Жизнь без света - страница 7

Шрифт
Интервал


Директора я тогда не нашел, поимел, используя семантику потомственной гадалки, «пустые хлопоты», зато пообщался с судьями турнира. Да, работают бесплатно, за идею. Говорят, что интересно, что никогда таких соревнований еще не судили, и уровень некоторых игроков чрезвычайно высок для такого уровня соревнований.

– Ну что же, Артур Сергеич, есть тема. есть! Супертема! Вот только газета, куда ты будешь обо всем этом писать, игрушечная – «Мурзилка» с «Веселыми картинками», тираж мизерный и никто ее, кроме редактора, не читает. Стоп, старичок, а чоб тебе не накатать, как ты можешь, по крайней мере, раньше мог, про то, как соединяются инвалиды всех нозологий для центральных изданий, связи-то у тебя остались? Может, кто из старых друзей-приятелей и воткнет?

Я стоял и поздравлял себя с удачей. Мысли перли чехардой и вдруг эту чехарду разметала порывом ветра сладкая, пьяная струя – неистовая, она просто кипела неистовством цветущей вишни, я машинально перевел на нее взгляд – высокая, вся в белом буйстве взметнулась в лазурь весеннего неба! И пчелы роятся, гудят, собаки!

– А ведь они, эти слепые, не видят этой красоты, этой феерии красок! – клюнуло мне в голову. – Они лишены этой возможности, они не могут этого! Почему? За что? За какие такие грехи им это наказание? Они могут лишь слышать, осязать, обонять. А как услышать, понюхать, пощупать плавную величавость парящей чайки над морем, как это попробовать на вкус? А накат волн на закате, когда хочется одного – сидеть на берегу и смотреть, смотреть на них и ни о чем не думать. А языки пламени, их можно пощупать, но…

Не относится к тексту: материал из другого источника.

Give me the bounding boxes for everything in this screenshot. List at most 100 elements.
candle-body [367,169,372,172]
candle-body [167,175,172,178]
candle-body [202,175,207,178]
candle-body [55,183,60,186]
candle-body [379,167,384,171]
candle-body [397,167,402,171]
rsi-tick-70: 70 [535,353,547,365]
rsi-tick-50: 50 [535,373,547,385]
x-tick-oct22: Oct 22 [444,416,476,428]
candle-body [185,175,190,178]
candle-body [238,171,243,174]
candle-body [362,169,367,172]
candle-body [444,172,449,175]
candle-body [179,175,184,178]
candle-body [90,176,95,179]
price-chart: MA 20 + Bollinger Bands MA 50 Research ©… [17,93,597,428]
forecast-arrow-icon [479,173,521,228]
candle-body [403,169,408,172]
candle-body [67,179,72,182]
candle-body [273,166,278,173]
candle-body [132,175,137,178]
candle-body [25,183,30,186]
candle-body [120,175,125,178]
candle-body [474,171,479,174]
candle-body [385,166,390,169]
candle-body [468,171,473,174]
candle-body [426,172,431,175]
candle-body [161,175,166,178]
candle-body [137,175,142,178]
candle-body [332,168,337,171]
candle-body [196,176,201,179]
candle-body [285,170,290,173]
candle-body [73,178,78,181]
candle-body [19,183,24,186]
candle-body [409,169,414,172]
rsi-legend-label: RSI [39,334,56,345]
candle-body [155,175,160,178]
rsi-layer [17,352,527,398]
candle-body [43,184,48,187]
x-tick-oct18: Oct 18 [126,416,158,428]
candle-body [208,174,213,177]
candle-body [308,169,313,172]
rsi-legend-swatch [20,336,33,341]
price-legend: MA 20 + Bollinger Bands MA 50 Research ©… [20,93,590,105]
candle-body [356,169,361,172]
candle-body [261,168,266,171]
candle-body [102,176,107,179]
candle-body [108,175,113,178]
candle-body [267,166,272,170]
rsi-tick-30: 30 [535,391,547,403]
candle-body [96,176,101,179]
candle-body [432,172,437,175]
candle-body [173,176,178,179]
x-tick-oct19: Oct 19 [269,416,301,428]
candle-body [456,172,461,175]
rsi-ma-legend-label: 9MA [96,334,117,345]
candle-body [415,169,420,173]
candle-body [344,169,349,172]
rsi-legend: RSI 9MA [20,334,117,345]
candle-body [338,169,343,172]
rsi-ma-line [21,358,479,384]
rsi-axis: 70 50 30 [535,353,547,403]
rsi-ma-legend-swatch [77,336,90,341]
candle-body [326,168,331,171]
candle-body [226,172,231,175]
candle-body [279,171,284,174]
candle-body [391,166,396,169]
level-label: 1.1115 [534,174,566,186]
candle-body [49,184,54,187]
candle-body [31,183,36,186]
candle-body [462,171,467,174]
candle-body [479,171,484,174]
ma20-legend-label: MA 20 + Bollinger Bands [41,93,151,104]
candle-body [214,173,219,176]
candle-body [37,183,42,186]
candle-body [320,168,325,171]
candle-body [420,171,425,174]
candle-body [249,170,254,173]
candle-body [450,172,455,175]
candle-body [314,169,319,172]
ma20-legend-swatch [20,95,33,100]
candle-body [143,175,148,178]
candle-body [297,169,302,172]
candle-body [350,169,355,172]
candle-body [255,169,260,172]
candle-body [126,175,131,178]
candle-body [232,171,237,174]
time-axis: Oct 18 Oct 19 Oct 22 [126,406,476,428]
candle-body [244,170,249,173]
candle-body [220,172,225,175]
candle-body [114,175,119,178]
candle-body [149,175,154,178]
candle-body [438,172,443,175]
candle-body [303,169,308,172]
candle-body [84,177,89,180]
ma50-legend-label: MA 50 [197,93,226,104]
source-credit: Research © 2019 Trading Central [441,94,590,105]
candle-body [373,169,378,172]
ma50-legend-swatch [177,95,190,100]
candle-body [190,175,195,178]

– Они не видят. Они не видят лица, улыбки любимой женщины, не видят призыва ее глаз, ее губ. Не видят превращений ее лица в момент наивысшего блаженства. Они не видят, они могут чувствовать, слышать, но не видеть…


Глава 2

Колтыганов Юрий Константинович. Детство


Мужчиной меня сделала соседская девчонка. Сделала она это быстро и умело, как надо сделала. Было мне тогда пять лет. Какой-нибудь вундеркинд в эти годы читать начинает, а я в пять лет уже знал, как и откуда берутся дети. Девчонке было восемь лет, сделать это ей сказал мой друг Васька Хряпа, ему было девять, и жили мы тогда в станице с красивым названием Вишенная.

Не знаю как, но отец узнал об этом и выдрал своим широким кожаным ремнем нас обоих, меня и ее. Делал он все если не с душой, то основательно. От основательности его у нас долго болело, а Васька потешался над нами: «Вот такая штука – эта любовь, любишь кататься, люби и саночки возить». Хряпа – он и есть Хряпа.